I need this question solved ASAP.

*print*Print*list*Cite

Hello!

Let's set up the problem with the variables. Besides the given height `H = 10 ft,` a rectangular prism also has a length `L` and a width `W` (both in feet). Of course we know that the volume of the rectangular prism is `V = H*L*W ft^3 = 10L*W ft^3,` and we need to maximize it.

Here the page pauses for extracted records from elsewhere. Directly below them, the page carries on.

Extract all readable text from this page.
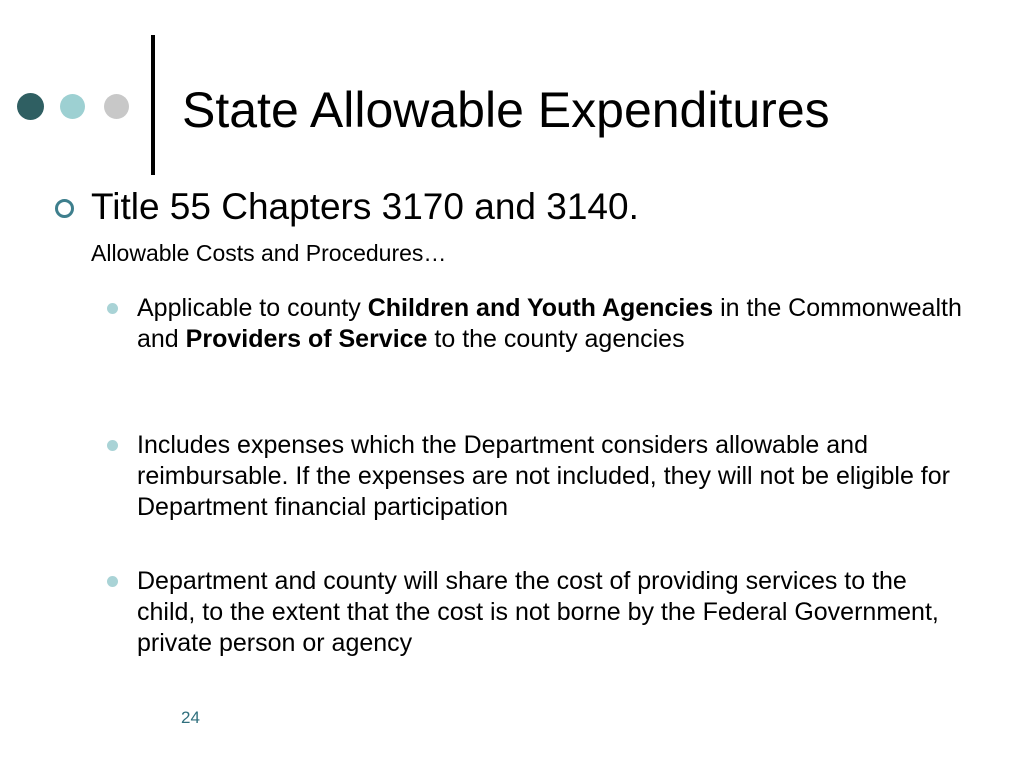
State Allowable Expenditures
Title 55 Chapters 3170 and 3140.
Allowable Costs and Procedures…
Applicable to county Children and Youth Agencies in the Commonwealth and Providers of Service to the county agencies
Includes expenses which the Department considers allowable and reimbursable. If the expenses are not included, they will not be eligible for Department financial participation
Department and county will share the cost of providing services to the child, to the extent that the cost is not borne by the Federal Government, private person or agency
24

Next, the constraint relating to the walls surface. It is not clear whether "walls" means four side walls excluding both the ceiling and the floor. I suppose walls are four vertical walls only. There are two walls of the dimensions `L xx H` and two walls `W xx H,` so their total area is `2*L*H + 2*W*H,` and this is equal to `S = 2000 ft^2.`

This equation, `2*L*H + 2*W*H = 2*L*10 + 2*W*10 = 2000,` gives us the simple constraint `L + W = 2000/20 = 100,` so `L = 100 - W.` The function we need to maximize becomes `V = V(W) = 10(100-W)W = -10W^2 + 1000W.`

It is the quadratic function of `W` with the negative factor `a = -10` at `W^2` and the factor `b=1000` at `W^1.` Its graph is a parabola branches down and it has the only maximum. The point where it is reached is `W_0 = -b/(2a) = -1000/(-20) = 50 (ft).`

Thus `L_0 = 100 - W_0 = 50 (ft),` and the volume they give is `V = 10*50*50 = 25000 (ft^3).`

The answer: the (horizontal) dimensions of the room that give a maximum volume are **50 ft** and **50 ft**. The maximum volume is `25000 ft^3.`

(if we have to take the ceiling and/or the floor with the area `L*W` each into account, the function remains quadratic and the solution remains similar)